Some moldy hits from earlier days. They no longer warrant feature billing. But in their time they flew proudly, if sometimes—in reflection—a bit naively
Springhill Suites brand site, campaign (2008)
One of the most beautiful and immersive projects I've ever been involved with, we showed off Springhill Suites' mix of style and affordability with a site full of interactive experiences that led to a parallax-ish showroom of the property's features and benefits. These weren't just garden variety experiences: users could blow into their computer mic to "gust" leaves, click to open up floating lillies, and even remix Ingrid Michaelson with a waffle. Huh? Take a look (Ingrid's at 2:29):
WFNX "Still Listening" Campaign (1998)
Highlighting the heritage of WFNX, these ads were a hit in their time. Blending true stories, local touchstones, and indie cred, these had a great narrative sprung from the copy. Full pages in the Boston Phoenix. Still one of my proudest and most personal moments as a copywriter.

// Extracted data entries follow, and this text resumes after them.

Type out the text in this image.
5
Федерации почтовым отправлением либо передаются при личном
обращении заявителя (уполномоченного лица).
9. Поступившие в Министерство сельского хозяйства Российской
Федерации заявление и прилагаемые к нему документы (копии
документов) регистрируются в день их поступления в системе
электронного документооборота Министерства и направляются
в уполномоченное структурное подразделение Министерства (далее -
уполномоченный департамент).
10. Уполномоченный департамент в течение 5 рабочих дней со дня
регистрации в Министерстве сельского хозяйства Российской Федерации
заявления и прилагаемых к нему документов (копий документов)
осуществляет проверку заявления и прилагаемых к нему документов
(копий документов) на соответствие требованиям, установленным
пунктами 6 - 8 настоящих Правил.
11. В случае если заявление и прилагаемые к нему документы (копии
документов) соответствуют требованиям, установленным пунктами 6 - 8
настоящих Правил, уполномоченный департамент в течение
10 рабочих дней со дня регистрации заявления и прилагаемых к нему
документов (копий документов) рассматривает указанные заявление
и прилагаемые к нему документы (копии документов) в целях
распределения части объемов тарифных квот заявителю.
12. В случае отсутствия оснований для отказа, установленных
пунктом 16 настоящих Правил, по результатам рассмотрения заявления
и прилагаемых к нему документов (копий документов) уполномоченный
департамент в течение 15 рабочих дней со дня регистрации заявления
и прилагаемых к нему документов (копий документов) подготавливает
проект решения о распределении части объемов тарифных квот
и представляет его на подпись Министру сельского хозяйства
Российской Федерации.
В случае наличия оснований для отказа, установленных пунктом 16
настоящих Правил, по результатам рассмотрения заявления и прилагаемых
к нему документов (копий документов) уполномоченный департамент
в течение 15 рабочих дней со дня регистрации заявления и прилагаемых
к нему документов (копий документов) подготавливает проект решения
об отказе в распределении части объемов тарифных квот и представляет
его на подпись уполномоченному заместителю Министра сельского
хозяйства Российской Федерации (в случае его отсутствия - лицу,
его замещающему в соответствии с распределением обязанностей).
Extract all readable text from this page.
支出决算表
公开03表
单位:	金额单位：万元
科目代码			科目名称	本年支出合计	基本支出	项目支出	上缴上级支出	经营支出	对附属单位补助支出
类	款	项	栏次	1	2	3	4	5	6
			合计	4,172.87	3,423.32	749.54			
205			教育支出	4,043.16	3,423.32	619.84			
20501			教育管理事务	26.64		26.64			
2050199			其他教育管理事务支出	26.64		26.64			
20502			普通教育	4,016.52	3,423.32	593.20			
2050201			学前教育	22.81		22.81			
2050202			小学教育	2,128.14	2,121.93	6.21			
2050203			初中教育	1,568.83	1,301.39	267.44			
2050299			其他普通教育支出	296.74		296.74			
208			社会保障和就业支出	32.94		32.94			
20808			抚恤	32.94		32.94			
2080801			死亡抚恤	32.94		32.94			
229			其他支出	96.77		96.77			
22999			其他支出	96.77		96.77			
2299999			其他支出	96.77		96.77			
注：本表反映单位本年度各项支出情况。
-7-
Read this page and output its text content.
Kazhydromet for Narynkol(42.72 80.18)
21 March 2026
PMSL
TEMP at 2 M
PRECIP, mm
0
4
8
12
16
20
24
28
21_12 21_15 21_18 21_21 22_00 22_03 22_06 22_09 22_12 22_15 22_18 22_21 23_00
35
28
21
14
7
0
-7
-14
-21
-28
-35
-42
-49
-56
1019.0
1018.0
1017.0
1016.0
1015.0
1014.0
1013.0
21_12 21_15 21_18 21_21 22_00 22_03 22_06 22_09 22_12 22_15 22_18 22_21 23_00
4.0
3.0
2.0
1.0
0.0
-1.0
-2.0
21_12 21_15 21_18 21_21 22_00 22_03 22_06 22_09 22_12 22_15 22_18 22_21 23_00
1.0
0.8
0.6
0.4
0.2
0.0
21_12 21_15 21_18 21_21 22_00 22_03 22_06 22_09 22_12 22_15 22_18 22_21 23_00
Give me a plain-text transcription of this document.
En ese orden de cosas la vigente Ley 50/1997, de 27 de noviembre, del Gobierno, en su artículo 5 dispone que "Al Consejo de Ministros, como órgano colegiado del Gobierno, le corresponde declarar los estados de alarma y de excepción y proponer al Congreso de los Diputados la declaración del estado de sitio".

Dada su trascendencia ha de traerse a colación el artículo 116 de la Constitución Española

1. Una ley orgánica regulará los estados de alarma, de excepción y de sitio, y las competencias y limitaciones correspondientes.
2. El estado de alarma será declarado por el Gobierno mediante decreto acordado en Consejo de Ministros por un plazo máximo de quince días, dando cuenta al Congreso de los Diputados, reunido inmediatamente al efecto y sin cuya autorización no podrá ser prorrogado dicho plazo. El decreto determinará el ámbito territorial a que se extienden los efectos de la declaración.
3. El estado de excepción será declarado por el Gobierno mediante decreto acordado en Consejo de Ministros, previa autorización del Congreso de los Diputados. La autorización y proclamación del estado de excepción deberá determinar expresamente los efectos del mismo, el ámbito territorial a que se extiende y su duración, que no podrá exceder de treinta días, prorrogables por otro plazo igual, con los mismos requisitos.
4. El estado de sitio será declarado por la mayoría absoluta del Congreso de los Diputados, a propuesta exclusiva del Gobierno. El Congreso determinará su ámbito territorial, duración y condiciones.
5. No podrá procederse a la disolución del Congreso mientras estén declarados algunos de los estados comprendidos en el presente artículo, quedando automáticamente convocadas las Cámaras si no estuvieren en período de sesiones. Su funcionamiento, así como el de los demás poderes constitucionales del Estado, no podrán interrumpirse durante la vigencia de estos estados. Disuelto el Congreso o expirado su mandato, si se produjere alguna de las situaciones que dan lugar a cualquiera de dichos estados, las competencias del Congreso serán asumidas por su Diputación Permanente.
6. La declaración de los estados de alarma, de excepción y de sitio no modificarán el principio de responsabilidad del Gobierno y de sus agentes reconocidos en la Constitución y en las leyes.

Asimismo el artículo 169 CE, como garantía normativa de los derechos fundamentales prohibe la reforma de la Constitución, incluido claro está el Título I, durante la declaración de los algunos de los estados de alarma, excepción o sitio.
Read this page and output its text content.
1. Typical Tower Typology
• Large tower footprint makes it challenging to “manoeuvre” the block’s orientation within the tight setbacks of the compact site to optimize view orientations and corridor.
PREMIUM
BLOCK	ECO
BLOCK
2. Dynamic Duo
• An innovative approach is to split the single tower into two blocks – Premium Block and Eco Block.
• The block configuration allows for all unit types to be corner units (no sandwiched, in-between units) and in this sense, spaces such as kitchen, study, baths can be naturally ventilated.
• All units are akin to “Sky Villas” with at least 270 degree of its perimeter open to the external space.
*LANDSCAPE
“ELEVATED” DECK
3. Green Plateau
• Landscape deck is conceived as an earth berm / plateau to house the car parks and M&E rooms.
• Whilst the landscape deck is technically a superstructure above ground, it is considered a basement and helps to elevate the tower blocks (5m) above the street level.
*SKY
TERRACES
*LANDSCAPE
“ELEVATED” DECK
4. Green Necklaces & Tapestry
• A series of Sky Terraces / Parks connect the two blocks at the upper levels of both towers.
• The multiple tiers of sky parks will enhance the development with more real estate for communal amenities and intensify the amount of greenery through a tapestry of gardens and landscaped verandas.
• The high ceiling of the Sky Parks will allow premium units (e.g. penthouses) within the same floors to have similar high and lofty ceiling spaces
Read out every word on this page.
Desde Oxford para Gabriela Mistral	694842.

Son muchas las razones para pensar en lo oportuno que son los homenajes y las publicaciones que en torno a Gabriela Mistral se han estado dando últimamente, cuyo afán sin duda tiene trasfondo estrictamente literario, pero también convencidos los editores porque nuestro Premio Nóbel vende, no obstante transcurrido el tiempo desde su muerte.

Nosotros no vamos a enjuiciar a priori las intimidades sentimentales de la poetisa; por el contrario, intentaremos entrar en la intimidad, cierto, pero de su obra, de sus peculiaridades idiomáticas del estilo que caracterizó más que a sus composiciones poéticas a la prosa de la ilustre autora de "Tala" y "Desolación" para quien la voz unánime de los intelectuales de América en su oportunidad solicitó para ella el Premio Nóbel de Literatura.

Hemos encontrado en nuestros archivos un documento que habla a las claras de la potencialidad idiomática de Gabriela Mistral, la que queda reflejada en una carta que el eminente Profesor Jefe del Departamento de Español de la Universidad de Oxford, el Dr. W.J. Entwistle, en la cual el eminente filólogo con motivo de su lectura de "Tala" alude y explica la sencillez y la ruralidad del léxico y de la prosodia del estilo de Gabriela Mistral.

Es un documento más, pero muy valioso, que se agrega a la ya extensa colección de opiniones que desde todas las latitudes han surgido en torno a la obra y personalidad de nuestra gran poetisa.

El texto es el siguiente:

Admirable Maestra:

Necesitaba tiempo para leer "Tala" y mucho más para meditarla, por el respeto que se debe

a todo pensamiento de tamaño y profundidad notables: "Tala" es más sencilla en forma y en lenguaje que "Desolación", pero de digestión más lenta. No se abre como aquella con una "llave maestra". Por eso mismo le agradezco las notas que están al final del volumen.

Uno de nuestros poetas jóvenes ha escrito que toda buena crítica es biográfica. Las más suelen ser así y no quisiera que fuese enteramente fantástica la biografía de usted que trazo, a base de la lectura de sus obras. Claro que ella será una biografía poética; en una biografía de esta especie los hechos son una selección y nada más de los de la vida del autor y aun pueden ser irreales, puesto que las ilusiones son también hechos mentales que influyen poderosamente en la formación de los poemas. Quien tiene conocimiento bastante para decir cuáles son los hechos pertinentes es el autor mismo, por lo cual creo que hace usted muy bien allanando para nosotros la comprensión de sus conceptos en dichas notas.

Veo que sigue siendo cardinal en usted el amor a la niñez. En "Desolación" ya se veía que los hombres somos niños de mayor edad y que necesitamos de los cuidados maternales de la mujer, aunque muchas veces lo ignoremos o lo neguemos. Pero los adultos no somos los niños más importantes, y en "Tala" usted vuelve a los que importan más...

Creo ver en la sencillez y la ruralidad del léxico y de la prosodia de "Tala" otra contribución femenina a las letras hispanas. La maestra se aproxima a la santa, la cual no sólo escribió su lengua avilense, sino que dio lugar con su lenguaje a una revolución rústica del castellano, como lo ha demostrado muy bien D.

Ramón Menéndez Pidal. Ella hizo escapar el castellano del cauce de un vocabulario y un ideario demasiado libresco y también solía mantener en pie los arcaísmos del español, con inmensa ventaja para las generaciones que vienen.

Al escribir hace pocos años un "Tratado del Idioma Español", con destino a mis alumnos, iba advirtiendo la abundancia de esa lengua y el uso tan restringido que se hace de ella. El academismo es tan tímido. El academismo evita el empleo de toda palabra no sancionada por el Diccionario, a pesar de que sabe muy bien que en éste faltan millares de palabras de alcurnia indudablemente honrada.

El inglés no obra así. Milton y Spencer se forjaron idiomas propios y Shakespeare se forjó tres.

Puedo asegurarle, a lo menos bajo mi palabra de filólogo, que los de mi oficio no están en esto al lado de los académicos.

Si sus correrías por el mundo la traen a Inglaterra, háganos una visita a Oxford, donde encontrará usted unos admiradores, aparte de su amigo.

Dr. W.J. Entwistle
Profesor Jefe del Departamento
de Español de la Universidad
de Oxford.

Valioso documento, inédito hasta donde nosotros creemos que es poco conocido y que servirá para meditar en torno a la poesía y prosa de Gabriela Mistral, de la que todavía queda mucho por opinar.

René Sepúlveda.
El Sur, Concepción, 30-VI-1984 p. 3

WFNX Print Ads (1995-1999)
Close to my heart, for years I wrote AND designed (!) a ton of stuff for Boston's legendary, now-defunct WFNX alternative radio station. Here are some of my favorites.
Misc. Boston Area Businesses (1994-1998)
As in-house creative, I wrote and art directed ads for local businesses who wanted to advertise in the BostonPhoenix, but had no "agency" to make them. I was a one-man advertising gang for a gazillion local joints.
JCPenney: Back to school (2009), "Lunchlady Your Friend"
A great little DIY ditty for JCPenney's back-to-school campaign, we created and voiced this little rich media app that, for awhile, was all the rage on Gigya. To date (2012) it's still one of the greatest interactive units in their metrics history. Great voiceover by Rich Malley and ace design by Cortney Ward.
Click on the image below—and then MAKE A LUNCHLADY—to make your own lunchlady...
Renaissance Hotels "interesting Stay" Site and UGC program (2007)
This was an early entry into user-generated-content plays, back before social networks really ruled. "Sharing" things was a new concept. To support a print campaign by mcgarrybowen, my team at T3 put together a site chock full of little interactive experiences that brought the static ads to life. The site got over 21000 submissions of photos and stories about "Interesting Stays" users had made traveling the world, supporting the campaign's tagline. Those who submitted content spent over 15 minutes (!) on average in the site.
Boston Phoenix "Free" campaign (1997)
When Boston's alternative newspaper went to free circulation, they put me on the front lines with full page ads in our paper and billboards across town. The first and (I'm guessing) only instance of Whitey Bulger appearing in an ad sparked a lot of controversy, including local TV coverage with "man-on-the-streets" in South Boston decrying the disrespectful tone. The publicity paid for itself 1000 times over, and I wondered if Whitey ever saw these ads and had a laugh, wherever he was.